# Machine Translation

In this notebook, we aim to convert English phrases to French using RNN on Deep Learning Neural Network


# Introduction

In this notebook, you will build a deep neural network that functions as part of an end-to-end machine translation pipeline. Your completed pipeline will accept English text as input and return the French translation.


In [408]:
# Now importing modules
import numpy as np

from tensorflow.keras.preprocessing.text import Tokenizer
from tensorflow.keras.preprocessing.sequence import pad_sequences
from tensorflow.keras.models import Model, Sequential
from keras.layers import (
    GRU,
    Input,
    Dense,
    TimeDistributed,
    Activation,
    RepeatVector,
    Bidirectional,
    Dropout,
    LSTM,
)
from keras.layers import Embedding
from keras.optimizers import Adam
from keras.losses import sparse_categorical_crossentropy

In [409]:
import tensorflow as tf

# Load Data

The small_vocab_en file contains English sentences with their French translations in the small_vocab_fr file. Load the English and French data from these files from running the cell below.


In [410]:
english_path = (
    "https://raw.githubusercontent.com/projjal1/datasets/master/small_vocab_en.txt"
)
french_path = (
    "https://raw.githubusercontent.com/projjal1/datasets/master/small_vocab_fr.txt"
)

Load the dataset and split file by lines


In [411]:
import os


def load_data(path):
    input_file = os.path.join(path)
    with open(input_file, "r") as f:
        data = f.read()

    return data.split("\n")

In [412]:
# Using helper to inport dataset
english_data = tf.keras.utils.get_file("file1", english_path)
french_data = tf.keras.utils.get_file("file2", french_path)

In [413]:
# Now loading data
english_sentences = load_data(english_data)
french_sentences = load_data(french_data)

num_train_samples = 10000
num_test_samples = 1000

train_english_sentences = english_sentences[:num_train_samples]
train_french_sentences = french_sentences[:num_train_samples]

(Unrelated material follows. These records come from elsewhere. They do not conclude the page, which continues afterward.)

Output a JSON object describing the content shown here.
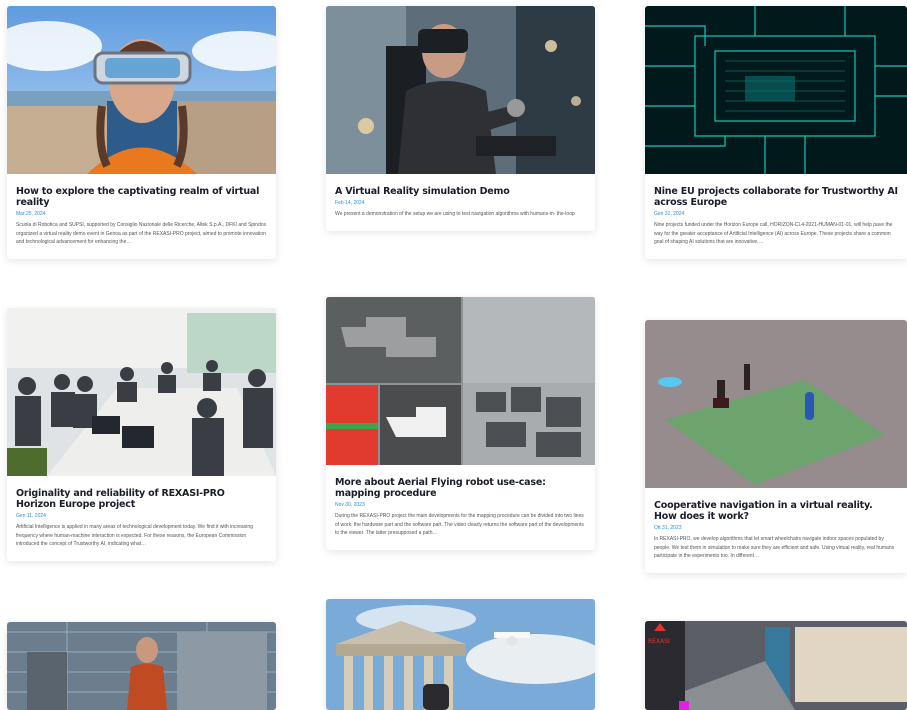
{
  "posts": [
    {
      "title": "How to explore the captivating realm of virtual reality",
      "date": "Mar 25, 2024",
      "excerpt": "Scuola di Robotica and SUPSI, supported by Consiglio Nazionale delle Ricerche, Altek S.p.A., DFKI and Spindox organized a virtual reality demo event in Genoa as part of the REXASI-PRO project, aimed to promote innovation and technological advancement for enhancing the…",
      "image": "woman-vr-headset"
    },
    {
      "title": "A Virtual Reality simulation Demo",
      "date": "Feb 14, 2024",
      "excerpt": "We present a demonstration of the setup we are using to test navigation algorithms with humans-in- the-loop",
      "image": "man-vr-wheelchair"
    },
    {
      "title": "Nine EU projects collaborate for Trustworthy AI across Europe",
      "date": "Gen 31, 2024",
      "excerpt": "Nine projects funded under the Horizon Europe call, HORIZON-CL4-2021-HUMAN-01-01, will help pave the way for the greater acceptance of Artificial Intelligence (AI) across Europe. These projects share a common goal of shaping AI solutions that are innovative,…",
      "image": "circuit-board"
    },
    {
      "title": "Originality and reliability of REXASI-PRO Horizon Europe project",
      "date": "Gen 11, 2024",
      "excerpt": "Artificial Intelligence is applied in many areas of technological development today. We find it with increasing frequency where human-machine interaction is expected. For these reasons, the European Commission introduced the concept of Trustworthy AI, indicating what…",
      "image": "meeting-room"
    },
    {
      "title": "More about Aerial Flying robot use-case: mapping procedure",
      "date": "Nov 30, 2023",
      "excerpt": "During the REXASI-PRO project the main developments for the mapping procedure can be divided into two lines of work: the hardware part and the software part. The video clearly returns the software part of the developments to the viewer. The latter presupposed a path…",
      "image": "mapping-screens"
    },
    {
      "title": "Cooperative navigation in a virtual reality. How does it work?",
      "date": "Ott 31, 2023",
      "excerpt": "In REXASI-PRO, we develop algorithms that let smart wheelchairs navigate indoor spaces populated by people. We test them in simulation to make sure they are efficient and safe. Using virtual reality, real humans participate in the experiments too. In different…",
      "image": "virtual-simulation"
    },
    {
      "title": "",
      "date": "",
      "excerpt": "",
      "image": "warehouse-woman"
    },
    {
      "title": "",
      "date": "",
      "excerpt": "",
      "image": "temple-drone"
    },
    {
      "title": "",
      "date": "",
      "excerpt": "",
      "image": "rexasi-scene"
    }
  ],
  "logo_text": "REXASI",
  "colors": {
    "date": "#2b8fd6",
    "title": "#1a1d2a",
    "text": "#555555"
  }
}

test_english_sentences = english_sentences[num_train_samples:num_train_samples + num_test_samples]
test_french_sentences = french_sentences[num_train_samples:num_train_samples + num_test_samples]

In [414]:
len(french_sentences), len(english_sentences)

(137860, 137860)

# Analysis of Dataset

Let us look at a few examples in the dataset of both language


In [415]:
for i in range(3):
    print("Sample :", i)
    print(train_english_sentences[i])
    print(train_french_sentences[i])
    print("-" * 50)

Sample : 0
new jersey is sometimes quiet during autumn , and it is snowy in april .
new jersey est parfois calme pendant l' automne , et il est neigeux en avril .
--------------------------------------------------
Sample : 1
the united states is usually chilly during july , and it is usually freezing in november .
les états-unis est généralement froid en juillet , et il gèle habituellement en novembre .
--------------------------------------------------
Sample : 2
california is usually quiet during march , and it is usually hot in june .
california est généralement calme en mars , et il est généralement chaud en juin .
--------------------------------------------------


# Convert to Vocabulary

The complexity of the problem is determined by the complexity of the vocabulary. A more complex vocabulary is a more complex problem. Let's look at the complexity of the dataset we'll be working with.


In [416]:
import collections

In [417]:
english_words_counter = collections.Counter(
    [word for sentence in train_english_sentences for word in sentence.split()]
)
french_words_counter = collections.Counter(
    [word for sentence in train_french_sentences for word in sentence.split()]
)

print("English Vocab:", len(english_words_counter))
print("French Vocab:", len(french_words_counter))

English Vocab: 226
French Vocab: 329


# Tokenize (IMPLEMENTATION)

For a neural network to predict on text data, it first has to be turned into data it can understand. Text data like "dog" is a sequence of ASCII character encodings. Since a neural network is a series of multiplication and addition operations, the input data needs to be number(s).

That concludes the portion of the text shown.